Opinion
No. KA 05-01459.
March 16, 2007.
Appeal from a judgment of the Wayne County Court (Dennis M. Kehoe, J.), rendered February 1, 2005. The judgment convicted defendant, upon a jury verdict, of murder in the second degree, attempted robbery in the first degree, and assault in the third degree.
THE PARKS LAW OFFICE, P.C., ITHACA (DAVID M. PARKS OF COUNSEL), FOR DEFENDANT-APPELLANT.
RICHARD M. HEALY, DISTRICT ATTORNEY, LYONS (MELVIN BRESSLER OF COUNSEL), FOR RESPONDENT.
Present — Scudder, P.J., Smith, Centra, Fahey and Pine, JJ.
It is hereby ordered that the judgment so appealed from be and the same hereby is unanimously affirmed.
Memorandum: Defendant appeals from a judgment convicting him after a jury trial of murder in the second degree (Penal Law §§ 125.25 [felony murder]), attempted robbery in the first degree (§§ 110.00, 160.15 [1]), and assault in the third degree (§§ 120.00 [1]). It is undisputed that the victim died from injuries that he sustained when he fell and hit his head on the pavement after defendant punched him in the head. Defendant contends that the verdict is against the weight of the evidence because the People failed to establish that he intended to rob the victim. We reject that contention ( see generally People v Bleakley, 69 NY2d 490, 495). Several witnesses testified that defendant made statements in which he referred to robbing the victim, both before and after he struck the victim, and the jury was entitled to credit that testimony ( see generally People v Walek, 28 AD3d 1246, lv denied 7 NY3d 764).
We reject defendant's further contention that County Court abused its discretion in refusing to permit several witnesses to testify that they heard another witness repeat a remark allegedly made by the victim to that witness.

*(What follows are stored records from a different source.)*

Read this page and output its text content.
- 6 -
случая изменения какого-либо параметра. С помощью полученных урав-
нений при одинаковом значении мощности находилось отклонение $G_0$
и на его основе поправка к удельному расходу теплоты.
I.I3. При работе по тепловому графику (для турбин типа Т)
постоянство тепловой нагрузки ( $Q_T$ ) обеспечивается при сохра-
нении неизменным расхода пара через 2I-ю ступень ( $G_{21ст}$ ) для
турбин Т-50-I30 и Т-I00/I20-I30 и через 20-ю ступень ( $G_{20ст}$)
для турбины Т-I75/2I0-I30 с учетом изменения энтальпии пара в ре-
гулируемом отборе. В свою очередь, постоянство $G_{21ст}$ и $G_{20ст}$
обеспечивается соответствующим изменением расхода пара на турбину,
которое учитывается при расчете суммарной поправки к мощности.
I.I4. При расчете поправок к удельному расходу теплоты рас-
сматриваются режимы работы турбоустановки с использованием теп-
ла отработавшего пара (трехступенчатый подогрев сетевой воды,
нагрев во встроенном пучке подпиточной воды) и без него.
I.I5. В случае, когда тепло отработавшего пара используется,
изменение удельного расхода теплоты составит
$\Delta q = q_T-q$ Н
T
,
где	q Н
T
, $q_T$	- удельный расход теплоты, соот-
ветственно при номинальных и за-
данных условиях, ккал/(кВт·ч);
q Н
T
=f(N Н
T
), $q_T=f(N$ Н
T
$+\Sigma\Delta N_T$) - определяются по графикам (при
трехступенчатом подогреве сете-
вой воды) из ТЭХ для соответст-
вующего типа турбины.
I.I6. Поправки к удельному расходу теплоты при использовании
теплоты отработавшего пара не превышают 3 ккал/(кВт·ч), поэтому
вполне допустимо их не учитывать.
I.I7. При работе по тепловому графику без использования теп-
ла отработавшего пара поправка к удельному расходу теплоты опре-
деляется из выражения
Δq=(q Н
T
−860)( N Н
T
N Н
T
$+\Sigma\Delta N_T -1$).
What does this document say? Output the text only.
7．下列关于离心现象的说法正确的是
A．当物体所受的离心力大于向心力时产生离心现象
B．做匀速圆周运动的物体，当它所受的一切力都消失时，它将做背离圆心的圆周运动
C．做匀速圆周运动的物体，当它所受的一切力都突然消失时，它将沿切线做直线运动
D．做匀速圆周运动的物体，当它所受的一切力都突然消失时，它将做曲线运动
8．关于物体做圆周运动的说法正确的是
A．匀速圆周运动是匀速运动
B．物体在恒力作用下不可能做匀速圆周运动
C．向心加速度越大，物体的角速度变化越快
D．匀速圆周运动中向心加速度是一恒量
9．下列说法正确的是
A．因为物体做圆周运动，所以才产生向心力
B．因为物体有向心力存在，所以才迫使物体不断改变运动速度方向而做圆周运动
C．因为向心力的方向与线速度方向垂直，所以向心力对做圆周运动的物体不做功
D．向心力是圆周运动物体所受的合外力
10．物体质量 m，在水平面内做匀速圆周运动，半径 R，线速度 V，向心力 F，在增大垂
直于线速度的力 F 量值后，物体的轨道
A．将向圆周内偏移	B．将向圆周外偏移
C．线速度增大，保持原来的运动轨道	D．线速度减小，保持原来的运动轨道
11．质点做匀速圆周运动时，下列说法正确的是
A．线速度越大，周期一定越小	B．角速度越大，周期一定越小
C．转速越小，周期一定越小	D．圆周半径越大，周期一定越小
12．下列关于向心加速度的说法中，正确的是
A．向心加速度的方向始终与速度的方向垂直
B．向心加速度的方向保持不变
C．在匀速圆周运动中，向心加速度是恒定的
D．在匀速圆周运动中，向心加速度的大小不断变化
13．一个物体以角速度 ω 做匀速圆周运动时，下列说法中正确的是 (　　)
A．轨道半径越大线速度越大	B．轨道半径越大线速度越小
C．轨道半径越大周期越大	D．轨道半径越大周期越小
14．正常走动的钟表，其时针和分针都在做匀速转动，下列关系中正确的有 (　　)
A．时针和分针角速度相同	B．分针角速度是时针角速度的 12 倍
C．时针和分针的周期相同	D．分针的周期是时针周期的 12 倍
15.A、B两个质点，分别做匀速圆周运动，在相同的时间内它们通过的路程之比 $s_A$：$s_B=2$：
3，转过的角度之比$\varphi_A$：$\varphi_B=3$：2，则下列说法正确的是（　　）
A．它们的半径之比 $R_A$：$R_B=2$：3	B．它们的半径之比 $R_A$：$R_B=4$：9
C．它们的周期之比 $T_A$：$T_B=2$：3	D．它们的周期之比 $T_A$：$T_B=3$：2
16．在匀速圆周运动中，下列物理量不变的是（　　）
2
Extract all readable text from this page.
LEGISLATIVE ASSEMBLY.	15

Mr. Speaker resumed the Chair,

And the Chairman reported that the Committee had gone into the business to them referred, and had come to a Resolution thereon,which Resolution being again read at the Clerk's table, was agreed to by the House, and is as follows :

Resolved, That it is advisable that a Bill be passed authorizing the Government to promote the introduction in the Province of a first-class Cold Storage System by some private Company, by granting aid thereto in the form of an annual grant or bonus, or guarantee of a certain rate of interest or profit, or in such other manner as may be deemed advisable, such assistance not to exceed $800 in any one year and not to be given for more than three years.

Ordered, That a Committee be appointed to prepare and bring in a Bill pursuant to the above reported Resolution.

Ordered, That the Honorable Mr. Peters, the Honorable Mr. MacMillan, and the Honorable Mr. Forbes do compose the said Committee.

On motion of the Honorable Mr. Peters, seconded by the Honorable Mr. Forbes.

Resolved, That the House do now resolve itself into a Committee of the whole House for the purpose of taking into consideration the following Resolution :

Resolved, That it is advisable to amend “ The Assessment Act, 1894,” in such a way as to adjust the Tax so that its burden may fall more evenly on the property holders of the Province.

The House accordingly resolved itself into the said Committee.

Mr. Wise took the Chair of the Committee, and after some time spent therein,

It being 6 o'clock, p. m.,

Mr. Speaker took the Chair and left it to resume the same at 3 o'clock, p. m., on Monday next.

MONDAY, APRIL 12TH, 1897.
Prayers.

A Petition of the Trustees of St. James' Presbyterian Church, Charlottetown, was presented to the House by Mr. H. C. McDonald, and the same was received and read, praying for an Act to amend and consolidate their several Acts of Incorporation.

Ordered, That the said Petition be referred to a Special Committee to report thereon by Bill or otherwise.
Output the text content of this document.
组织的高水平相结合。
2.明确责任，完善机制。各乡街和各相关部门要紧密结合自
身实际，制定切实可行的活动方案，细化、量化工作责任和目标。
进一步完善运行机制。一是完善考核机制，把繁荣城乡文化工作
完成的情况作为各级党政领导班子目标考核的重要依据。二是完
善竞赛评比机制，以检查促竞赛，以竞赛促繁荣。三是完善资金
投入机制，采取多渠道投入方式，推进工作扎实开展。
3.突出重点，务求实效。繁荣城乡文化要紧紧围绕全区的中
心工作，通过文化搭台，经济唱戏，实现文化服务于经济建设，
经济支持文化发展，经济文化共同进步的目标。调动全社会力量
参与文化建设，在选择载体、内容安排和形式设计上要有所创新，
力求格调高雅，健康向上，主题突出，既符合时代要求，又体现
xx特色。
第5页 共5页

The defense theory at trial was that defendant struck the victim because the victim made an offensive remark to one of defendant's companions when the companion asked the victim for money, not because defendant intended to rob the victim. Contrary to defendant's contention, the testimony was hearsay inasmuch as it was offered for the truth of the facts asserted in the statement of defendant's companion, i.e., that the victim made the offensive remark ( see generally People v Huertas, 75 NY2d 487, 491-492), and the testimony does not fall within an exception to the hearsay rule ( cf. People v Matthews, 16 AD3d 135, 137, lv denied 4 NY3d 888).
We reject defendant's further contention that the court erred in ruling that a defense witness could testify that defendant admitted that he struck the victim but could not testify that defendant stated that he did so because the victim made an offensive remark. Contrary to the contention of defendant, the exculpatory portion of the statement was not admissible as part of his complete statement inasmuch as the inculpatory portion of the statement had not been offered against him ( see Prince, Richardson on Evidence §§ 8-210 [Farrell 11th ed]). Rather, the statement "was essentially a factual assertion of his innocence constituting hearsay" ( People v Villanueva, 35 AD3d 229, 230; see People v Reynoso, 73 NY2d 816, 819; see also People v Pearson, 28 AD3d 587, lv denied 7 NY3d 793).
By failing to object to the court's ultimate Sandoval ruling, defendant failed to preserve for our review his contention that the court abused its discretion in ruling that the People could cross-examine him with respect to previous convictions of petit larceny, criminal possession of stolen property and burglary, all of which had occurred within the previous five years ( see generally People v Alston, 27 AD3d 1141, 1141-1142, lv denied 6 NY3d 892). In any event, we conclude that those convictions involve "acts of individual dishonesty" ( People v Sandoval, 34 NY2d 371, 377), and the court's ruling thus does not constitute an abuse of discretion ( see Alston, 27 AD3d at 1142). Finally, the sentence is not unduly harsh or severe.